Datawhale AI夏令营-分子预测赛学习

#AI夏令营 #Datawhale #夏令营

文章目录

下载相关库
模块导入
数据预处理
特征工程
训练、预测

下载相关库

# 下载相关库
!pip install lightgbm openpyxl rdkit catboost

模块导入

import numpy as np
import pandas as pd
from catboost import CatBoostClassifier, cv, Pool, metrics
from sklearn.model_selection import StratifiedKFold, KFold, GroupKFold
from sklearn.metrics import f1_score
from rdkit import Chem
from rdkit.Chem import Descriptors
from sklearn.feature_extraction.text import TfidfVectorizer
import tqdm, sys, os, gc, re, argparse, warnings
warnings.filterwarnings('ignore')

数据预处理

# 读取训练集和测试集
# 使用 read_excel() 函数从文件中读取训练集数据，文件名为 'traindata-new.xlsx'
train = pd.read_excel('./data/data280993/traindata-new.xlsx')
# 使用 read_excel() 函数从文件中读取测试集数据，文件名为 'testdata-new.xlsx'
test = pd.read_excel('./data/data280993/testdata-new.xlsx')

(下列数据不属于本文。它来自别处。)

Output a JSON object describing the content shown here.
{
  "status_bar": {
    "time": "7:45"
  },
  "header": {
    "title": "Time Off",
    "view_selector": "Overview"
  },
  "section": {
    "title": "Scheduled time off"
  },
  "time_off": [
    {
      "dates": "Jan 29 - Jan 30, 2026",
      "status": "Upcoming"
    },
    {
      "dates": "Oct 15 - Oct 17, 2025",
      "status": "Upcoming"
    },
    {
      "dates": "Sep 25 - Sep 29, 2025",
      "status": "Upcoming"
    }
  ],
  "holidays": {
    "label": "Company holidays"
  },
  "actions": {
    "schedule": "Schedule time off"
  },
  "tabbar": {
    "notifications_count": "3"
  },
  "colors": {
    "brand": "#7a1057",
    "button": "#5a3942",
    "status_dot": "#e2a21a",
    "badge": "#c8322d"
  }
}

# test数据不包含 DC50 (nM) 和 Dmax (%)
train = train.drop(['DC50 (nM)', 'Dmax (%)'], axis=1)

# 定义了一个空列表drop_cols，用于存储在测试数据集中非空值小于10个的列名。
drop_cols = []
for f in test.columns:
    if test[f].notnull().sum() < 10:
        drop_cols.append(f)
        
# 使用drop方法从训练集和测试集中删除了这些列，以避免在后续的分析或建模中使用这些包含大量缺失值的列
train = train.drop(drop_cols, axis=1)
test = test.drop(drop_cols, axis=1)

# 使用pd.concat将清洗后的训练集和测试集合并成一个名为data的DataFrame，便于进行统一的特征工程处理
data = pd.concat([train, test], axis=0, ignore_index=True)
cols = data.columns[2:]

data.head()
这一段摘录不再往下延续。